Cracking the code of HBV persistence: cutting-edge approaches to targeting cccDNA in chronic hepatitis B with or without pyogenic liver Abscesses.

Chronic Hepatitis B Virus (HBV) infection remains a formidable global health challenge, driving severe liver complications such as hepatocellular carcinoma (HCC) and pyogenic liver abscesses (PLA). At the core of HBV persistence lies covalently closed circular DNA (cccDNA), a viral reservoir that fuels ongoing infection despite antiviral treatments. This review highlights molecular mechanisms governing cccDNA formation, maintenance, and clearance, spotlighting innovative therapeutic strategies to disrupt this key viral element. We explore cutting-edge approaches, including epigenetic modulation to silence cccDNA, RNA interference (RNAi) for viral RNA degradation, and CRISPR/Cas genome editing to excise cccDNA directly. Additionally, emerging antiviral therapies and immunotherapies, such as therapeutic vaccines and immune checkpoint inhibitors, offer new avenues for enhanced treatment efficacy. Special attention is given to the clinical complexities of managing HBV in patients with co-morbid conditions like HCC and PLA, emphasizing the necessity of a multidisciplinary approach. The interplay between antibacterial and antiviral therapies in PLA-associated HBV cases is critically examined to prevent treatment antagonism, ensuring optimal patient outcomes. Advanced therapeutic strategies, including nucleos(t)ide analogs, interferon therapy, and novel genomic interventions, are explored in both isolated HBV infection and PLA co-infections.
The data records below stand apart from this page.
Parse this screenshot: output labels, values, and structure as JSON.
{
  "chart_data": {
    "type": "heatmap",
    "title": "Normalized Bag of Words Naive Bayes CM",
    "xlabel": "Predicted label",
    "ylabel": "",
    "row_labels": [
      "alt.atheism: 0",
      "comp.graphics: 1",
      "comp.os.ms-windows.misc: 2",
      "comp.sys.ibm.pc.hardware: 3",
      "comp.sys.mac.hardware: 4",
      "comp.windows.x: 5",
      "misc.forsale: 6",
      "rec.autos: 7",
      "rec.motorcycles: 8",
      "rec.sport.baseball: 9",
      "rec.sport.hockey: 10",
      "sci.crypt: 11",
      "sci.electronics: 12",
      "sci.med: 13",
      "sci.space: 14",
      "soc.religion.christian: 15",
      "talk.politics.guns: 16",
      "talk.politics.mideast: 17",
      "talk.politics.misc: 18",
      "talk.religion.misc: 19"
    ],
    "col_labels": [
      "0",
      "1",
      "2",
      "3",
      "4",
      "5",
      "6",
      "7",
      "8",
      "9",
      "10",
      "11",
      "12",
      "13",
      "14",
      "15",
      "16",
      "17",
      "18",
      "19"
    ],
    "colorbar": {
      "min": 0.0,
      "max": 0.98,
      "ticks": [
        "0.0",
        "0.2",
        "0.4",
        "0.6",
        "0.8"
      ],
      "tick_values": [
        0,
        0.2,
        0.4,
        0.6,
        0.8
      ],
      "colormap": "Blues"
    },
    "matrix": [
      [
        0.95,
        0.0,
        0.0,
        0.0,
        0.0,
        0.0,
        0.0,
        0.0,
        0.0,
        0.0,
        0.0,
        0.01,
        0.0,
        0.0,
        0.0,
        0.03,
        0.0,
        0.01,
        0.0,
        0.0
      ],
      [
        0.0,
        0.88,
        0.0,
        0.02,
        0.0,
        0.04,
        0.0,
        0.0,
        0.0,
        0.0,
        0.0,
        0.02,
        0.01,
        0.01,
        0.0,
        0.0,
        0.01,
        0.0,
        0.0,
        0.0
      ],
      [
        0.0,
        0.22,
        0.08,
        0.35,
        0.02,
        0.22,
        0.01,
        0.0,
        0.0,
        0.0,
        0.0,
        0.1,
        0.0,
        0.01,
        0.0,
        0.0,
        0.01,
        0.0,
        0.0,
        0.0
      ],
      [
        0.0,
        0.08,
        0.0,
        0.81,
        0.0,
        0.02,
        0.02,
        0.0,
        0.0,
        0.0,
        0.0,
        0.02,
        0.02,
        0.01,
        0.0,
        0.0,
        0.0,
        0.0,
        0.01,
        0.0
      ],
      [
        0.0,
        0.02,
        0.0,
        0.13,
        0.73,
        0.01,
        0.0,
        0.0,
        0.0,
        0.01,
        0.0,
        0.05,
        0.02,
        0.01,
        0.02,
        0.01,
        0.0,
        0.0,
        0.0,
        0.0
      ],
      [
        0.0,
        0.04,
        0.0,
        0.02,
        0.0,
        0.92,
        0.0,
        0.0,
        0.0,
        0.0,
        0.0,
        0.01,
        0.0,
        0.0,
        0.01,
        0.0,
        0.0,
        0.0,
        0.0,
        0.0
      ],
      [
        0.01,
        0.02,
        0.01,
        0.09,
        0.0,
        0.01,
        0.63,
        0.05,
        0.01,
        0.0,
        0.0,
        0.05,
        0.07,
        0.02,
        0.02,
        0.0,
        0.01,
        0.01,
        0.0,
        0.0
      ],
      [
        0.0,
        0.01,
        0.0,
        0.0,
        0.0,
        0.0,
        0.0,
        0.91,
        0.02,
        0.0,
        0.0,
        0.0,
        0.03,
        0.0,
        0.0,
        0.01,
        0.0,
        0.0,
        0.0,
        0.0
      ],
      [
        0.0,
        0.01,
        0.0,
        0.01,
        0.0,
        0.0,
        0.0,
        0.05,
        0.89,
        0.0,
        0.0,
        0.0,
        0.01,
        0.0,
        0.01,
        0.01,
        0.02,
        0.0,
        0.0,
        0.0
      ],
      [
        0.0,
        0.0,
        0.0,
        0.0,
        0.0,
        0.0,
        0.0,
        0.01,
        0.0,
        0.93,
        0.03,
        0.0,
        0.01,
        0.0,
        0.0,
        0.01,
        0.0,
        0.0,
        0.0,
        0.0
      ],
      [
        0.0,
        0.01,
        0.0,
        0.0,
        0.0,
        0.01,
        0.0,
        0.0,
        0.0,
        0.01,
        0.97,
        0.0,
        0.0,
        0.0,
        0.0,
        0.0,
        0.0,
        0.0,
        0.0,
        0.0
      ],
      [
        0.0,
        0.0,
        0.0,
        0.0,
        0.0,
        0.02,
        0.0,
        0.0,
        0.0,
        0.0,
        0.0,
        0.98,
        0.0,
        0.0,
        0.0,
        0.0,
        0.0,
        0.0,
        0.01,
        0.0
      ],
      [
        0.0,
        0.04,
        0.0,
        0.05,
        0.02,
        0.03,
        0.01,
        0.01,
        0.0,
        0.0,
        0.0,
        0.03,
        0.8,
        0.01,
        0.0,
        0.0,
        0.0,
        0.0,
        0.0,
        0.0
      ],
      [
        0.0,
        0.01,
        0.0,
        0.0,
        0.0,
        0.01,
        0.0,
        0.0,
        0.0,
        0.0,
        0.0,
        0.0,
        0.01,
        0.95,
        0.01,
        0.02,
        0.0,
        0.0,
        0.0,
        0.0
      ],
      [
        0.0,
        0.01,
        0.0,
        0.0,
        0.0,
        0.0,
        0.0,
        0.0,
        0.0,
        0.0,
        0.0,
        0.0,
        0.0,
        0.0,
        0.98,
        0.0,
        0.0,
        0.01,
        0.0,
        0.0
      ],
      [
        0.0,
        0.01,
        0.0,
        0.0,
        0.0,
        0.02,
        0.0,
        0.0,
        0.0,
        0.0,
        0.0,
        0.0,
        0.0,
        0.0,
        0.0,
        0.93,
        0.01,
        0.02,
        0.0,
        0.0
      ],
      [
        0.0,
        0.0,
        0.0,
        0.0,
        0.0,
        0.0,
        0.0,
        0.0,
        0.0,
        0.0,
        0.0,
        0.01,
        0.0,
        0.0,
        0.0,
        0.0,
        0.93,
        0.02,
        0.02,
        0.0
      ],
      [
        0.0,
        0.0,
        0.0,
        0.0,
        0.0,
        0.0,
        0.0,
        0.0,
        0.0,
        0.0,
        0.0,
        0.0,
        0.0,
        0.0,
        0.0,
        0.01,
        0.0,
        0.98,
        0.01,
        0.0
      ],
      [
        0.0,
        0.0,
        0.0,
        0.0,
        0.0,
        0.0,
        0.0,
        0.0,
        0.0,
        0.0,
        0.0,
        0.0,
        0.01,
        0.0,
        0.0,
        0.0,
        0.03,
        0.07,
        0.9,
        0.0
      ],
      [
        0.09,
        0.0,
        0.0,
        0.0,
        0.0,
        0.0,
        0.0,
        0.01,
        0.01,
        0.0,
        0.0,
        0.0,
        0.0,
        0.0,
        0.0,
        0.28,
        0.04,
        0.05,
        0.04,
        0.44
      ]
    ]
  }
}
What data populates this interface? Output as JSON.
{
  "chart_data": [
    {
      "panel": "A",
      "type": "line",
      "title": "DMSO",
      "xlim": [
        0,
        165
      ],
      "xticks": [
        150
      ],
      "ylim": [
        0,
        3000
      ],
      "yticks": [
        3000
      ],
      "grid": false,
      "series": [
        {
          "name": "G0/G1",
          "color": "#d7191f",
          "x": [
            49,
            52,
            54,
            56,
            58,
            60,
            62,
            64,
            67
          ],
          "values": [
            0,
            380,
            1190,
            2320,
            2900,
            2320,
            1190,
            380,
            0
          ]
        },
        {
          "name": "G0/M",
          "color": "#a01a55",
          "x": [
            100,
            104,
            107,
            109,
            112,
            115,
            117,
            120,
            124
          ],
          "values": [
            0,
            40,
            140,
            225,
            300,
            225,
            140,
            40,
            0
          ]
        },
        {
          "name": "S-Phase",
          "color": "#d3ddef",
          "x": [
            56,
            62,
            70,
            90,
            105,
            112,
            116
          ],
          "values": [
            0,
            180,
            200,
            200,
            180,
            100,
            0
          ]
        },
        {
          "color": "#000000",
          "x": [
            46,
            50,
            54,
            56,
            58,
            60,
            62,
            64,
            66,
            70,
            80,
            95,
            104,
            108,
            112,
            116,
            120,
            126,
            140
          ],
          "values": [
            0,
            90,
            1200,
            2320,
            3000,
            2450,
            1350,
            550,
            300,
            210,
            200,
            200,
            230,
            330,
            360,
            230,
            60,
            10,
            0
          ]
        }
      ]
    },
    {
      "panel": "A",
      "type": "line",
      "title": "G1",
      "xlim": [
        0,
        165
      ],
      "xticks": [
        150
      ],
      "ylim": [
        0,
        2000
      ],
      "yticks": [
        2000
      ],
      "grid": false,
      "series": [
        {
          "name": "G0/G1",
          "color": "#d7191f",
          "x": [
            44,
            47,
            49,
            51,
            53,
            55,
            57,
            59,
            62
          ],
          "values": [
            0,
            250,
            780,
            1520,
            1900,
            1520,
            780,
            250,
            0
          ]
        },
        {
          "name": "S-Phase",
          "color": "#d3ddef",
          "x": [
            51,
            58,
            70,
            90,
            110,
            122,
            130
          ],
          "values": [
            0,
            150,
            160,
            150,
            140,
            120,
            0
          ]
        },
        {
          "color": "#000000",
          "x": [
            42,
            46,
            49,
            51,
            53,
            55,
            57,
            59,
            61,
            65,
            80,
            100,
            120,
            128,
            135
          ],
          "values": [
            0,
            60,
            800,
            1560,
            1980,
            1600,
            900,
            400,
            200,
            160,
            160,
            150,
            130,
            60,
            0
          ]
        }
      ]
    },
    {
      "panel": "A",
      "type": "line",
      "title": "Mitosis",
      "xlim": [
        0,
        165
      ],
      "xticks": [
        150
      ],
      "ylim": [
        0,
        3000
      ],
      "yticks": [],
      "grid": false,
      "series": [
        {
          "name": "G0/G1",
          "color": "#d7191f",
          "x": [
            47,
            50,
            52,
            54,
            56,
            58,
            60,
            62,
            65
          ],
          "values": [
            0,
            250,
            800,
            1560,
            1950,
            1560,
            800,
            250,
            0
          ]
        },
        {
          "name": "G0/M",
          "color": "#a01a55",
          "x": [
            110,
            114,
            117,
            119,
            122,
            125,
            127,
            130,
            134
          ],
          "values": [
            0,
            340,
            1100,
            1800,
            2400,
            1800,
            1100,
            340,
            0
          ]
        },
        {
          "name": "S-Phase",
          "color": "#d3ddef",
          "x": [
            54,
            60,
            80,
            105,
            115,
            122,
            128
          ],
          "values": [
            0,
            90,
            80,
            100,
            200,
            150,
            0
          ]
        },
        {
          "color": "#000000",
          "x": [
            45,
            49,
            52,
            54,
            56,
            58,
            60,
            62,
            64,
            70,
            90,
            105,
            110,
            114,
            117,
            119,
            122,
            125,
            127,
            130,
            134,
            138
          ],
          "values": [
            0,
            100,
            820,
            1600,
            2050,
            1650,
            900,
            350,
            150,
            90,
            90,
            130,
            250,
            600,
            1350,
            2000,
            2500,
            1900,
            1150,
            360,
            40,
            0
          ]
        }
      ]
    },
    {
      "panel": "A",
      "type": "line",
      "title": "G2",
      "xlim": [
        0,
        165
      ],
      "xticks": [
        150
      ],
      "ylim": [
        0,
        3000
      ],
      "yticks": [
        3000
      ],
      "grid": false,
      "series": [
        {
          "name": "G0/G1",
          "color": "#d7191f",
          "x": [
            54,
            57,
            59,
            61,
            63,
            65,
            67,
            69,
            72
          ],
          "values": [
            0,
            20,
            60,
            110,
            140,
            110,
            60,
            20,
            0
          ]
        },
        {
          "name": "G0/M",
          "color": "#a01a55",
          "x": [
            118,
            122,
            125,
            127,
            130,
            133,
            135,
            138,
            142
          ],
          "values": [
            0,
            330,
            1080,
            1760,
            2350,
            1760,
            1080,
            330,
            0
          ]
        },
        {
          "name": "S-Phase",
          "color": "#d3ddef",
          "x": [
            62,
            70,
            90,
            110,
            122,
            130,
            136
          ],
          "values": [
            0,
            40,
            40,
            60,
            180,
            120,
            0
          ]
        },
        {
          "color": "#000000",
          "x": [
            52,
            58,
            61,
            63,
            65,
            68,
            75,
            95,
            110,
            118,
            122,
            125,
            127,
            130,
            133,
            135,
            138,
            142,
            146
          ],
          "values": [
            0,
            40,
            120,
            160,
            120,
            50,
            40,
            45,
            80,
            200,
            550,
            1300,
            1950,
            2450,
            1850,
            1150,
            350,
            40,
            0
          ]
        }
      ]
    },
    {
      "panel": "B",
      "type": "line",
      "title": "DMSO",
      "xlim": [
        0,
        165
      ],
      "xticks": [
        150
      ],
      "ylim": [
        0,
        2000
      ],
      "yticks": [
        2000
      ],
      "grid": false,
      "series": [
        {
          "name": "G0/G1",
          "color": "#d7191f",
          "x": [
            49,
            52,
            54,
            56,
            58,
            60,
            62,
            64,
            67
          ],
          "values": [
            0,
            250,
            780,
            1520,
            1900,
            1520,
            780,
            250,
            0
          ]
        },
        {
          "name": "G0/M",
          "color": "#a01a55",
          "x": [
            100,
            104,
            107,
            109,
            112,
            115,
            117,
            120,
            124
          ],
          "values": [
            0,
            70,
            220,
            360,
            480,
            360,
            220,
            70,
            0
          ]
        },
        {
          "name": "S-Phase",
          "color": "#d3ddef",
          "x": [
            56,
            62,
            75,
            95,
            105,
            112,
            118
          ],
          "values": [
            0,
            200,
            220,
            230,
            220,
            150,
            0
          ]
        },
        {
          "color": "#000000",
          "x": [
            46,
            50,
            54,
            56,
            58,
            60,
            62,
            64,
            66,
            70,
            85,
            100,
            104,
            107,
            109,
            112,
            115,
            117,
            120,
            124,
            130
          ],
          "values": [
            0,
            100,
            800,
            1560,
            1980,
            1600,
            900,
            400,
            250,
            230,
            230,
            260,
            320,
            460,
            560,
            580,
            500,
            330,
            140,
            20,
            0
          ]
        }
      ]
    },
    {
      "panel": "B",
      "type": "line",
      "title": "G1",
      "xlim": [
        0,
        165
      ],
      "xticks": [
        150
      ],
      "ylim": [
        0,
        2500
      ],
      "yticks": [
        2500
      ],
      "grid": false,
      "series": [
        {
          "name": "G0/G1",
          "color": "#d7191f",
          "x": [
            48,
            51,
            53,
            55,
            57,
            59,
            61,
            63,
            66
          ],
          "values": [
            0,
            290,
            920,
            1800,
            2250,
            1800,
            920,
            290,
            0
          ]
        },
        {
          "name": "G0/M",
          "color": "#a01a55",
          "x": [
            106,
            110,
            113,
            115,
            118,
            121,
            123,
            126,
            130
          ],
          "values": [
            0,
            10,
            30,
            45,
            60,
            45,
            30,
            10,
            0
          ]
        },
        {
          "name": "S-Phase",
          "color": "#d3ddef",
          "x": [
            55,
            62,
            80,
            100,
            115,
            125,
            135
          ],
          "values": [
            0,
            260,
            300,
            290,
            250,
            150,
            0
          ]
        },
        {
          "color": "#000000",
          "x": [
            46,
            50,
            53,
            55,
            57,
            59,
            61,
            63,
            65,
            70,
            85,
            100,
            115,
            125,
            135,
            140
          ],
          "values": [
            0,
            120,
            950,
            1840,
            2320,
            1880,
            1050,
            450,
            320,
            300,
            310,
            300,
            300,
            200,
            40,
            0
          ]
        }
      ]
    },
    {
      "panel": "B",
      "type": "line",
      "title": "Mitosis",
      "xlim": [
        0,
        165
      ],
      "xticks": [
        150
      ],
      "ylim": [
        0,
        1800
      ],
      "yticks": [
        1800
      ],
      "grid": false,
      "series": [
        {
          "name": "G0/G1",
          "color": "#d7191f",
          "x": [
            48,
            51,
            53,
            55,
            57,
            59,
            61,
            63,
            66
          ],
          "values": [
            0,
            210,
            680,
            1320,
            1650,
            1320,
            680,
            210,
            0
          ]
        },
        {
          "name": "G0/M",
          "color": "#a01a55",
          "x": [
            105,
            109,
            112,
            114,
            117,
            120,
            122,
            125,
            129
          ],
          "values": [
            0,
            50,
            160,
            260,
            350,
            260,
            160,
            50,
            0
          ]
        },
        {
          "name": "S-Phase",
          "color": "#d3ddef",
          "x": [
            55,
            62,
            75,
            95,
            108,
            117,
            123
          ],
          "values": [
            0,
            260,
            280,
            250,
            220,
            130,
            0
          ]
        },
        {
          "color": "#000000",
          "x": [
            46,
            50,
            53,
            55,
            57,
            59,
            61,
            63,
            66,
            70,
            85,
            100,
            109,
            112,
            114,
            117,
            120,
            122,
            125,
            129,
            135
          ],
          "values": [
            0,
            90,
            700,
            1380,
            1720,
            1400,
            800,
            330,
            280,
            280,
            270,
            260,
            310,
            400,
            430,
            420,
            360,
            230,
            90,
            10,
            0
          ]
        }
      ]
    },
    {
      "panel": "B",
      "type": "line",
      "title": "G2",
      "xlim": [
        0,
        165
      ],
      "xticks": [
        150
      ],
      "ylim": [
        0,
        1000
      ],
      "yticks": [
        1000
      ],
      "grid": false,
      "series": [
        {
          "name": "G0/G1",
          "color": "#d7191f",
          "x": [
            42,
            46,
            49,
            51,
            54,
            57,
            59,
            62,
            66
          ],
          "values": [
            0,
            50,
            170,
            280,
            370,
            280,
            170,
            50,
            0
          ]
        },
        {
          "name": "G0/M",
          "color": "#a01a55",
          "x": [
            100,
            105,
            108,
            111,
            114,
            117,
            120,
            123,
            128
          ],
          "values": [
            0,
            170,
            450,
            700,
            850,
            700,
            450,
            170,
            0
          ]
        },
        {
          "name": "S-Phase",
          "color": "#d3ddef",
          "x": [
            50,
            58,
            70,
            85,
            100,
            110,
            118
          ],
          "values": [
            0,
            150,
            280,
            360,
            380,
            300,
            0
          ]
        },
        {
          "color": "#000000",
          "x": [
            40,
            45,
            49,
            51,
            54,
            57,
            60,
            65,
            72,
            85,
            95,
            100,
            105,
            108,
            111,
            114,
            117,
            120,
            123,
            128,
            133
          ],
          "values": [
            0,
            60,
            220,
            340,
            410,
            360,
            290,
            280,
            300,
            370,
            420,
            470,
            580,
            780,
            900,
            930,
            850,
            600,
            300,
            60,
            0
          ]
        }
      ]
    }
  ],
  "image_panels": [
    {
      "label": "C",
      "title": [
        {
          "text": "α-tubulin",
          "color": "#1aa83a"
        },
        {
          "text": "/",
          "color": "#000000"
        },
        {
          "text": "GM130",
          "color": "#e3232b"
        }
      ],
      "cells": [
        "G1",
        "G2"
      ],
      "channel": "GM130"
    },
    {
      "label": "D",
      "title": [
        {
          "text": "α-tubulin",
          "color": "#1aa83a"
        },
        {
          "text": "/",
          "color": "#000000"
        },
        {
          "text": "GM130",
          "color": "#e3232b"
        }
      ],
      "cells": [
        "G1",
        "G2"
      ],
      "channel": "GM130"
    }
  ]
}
Personalized regimens remain pivotal in enhancing therapeutic efficacy and long-term disease control. Current review advocates for a shift toward precision medicine, highlighting the critical need for interdisciplinary collaboration to bridge molecular discoveries with clinical innovations. Ultimately, these advancements promise to revolutionize the management of chronic HBV, paving the way for potential cures and improved patient outcomes.